Pelanggaran HAM di Balik Pemindahan Ibu Kota Baru

Komisi untuk Orang Hilang dan Korban Tindak Kekerasan menyoroti langkah pemerintah yang memaksakan pemindahan Ibu Kota Negara (IKN) ke Penajam Paser, Kalimantan Timur. Sebab jangka waktu pembahasan Undang-Undang IKN dijalankan kurang dari dua bulan. Padahal pemindahan ibu kota tentu bukan masalah sepele dan remeh.

Kami juga menyayangkan bahwa pembangunan mega proyek IKN ini belum menjadi diskursus publik karena sejauh ini masih diwarnai oleh narasi tunggal negara sehingga berakibat pada ketidakberimbangan narasi. Belum lagi pembahasannya yang dilakukan secara tertutup dan dan jauh dari akuntabilitas publik.  Masyarakat begitu sulit mengakses informasi secara pasti karena terbatasnya sumber dan kanal pemberitahuan. Kami menganggap bahwa keputusan memindahkan ibukota dimulai dari pembuatan naskah UU IKN begitu jauh dari semangat good governance dan Asas-Asas Umum Pemerintahan yang Baik (AUPB).

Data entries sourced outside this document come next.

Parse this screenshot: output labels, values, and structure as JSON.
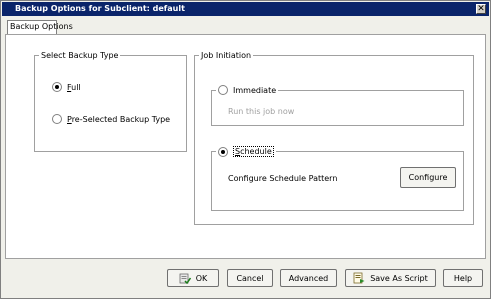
{
  "window": {
    "title": "Backup Options for Subclient: default",
    "close_label": "✕"
  },
  "tabs": [
    {
      "label": "Backup Options"
    }
  ],
  "backup_type": {
    "legend": "Select Backup Type",
    "options": [
      {
        "label_key": "F",
        "label_rest": "ull",
        "selected": true
      },
      {
        "label_key": "P",
        "label_rest": "re-Selected Backup Type",
        "selected": false
      }
    ]
  },
  "job_initiation": {
    "legend": "Job Initiation",
    "immediate": {
      "label": "Immediate",
      "selected": false,
      "description": "Run this job now"
    },
    "schedule": {
      "label_key": "S",
      "label_rest": "chedule",
      "selected": true,
      "pattern_label": "Configure Schedule Pattern",
      "configure_button": "Configure"
    }
  },
  "footer_buttons": {
    "ok": "OK",
    "cancel": "Cancel",
    "advanced": "Advanced",
    "save_script": "Save As Script",
    "help": "Help"
  },
  "colors": {
    "titlebar": "#0a246a",
    "dialog_bg": "#f0f0ea",
    "panel_bg": "#ffffff"
  }
}
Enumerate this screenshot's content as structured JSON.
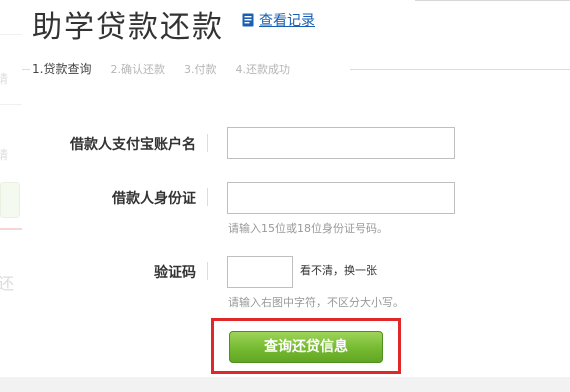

Selain itu, kami juga mencium aroma conflict of interest  yang sangat kental dalam proses pembangunan IKN ini. Sejumlah nama disinyalir akan mendapatkan keuntungan yang sangat besar seiring dengan jalannya laju pembangunan di Penajam Paser, sebab terdapat beberapa konsesi lahan milik sejumlah orang yang merupakan bagian dari kekuasaan. Hal ini yang menjadi indikasi kuat bahwa pembangunan Ibu Kota tidak murni untuk kepentingan rakyat, tetapi pundi-pundi keuntungan akan mengalir deras ke kantung pengusaha, lebih spesifik orang sekeliling istana.

Terancamnya lingkungan hidup yang baik dan sehat juga menjadi hal vital dalam pembahasan pembangunan IKN. Saat permasalahan lingkungan hidup di Kalimantan yang belum selesai dihantui dampak buruk dari pertambangan, ambisi mega proyek IKN hanya akan memindahkan masalah lingkungan yang terjadi di Jakarta ke Kalimantan. Pemerintah seharusnya bertanggung jawab terlebih dahulu dengan membenahi permasalahan lingkungan yang ada atas resiko dari diberikannya izin pertambangan bagi sejumlah korporasi. Nihilnya perhatian Pemerintah untuk melakukan pengawasan hingga pemulihan atas lingkungan di Kalimantan tentu menimbulkan potensi diabaikannya pemenuhan hak atas lingkungan hidup yang baik dan sehat dalam pembangunan IKN.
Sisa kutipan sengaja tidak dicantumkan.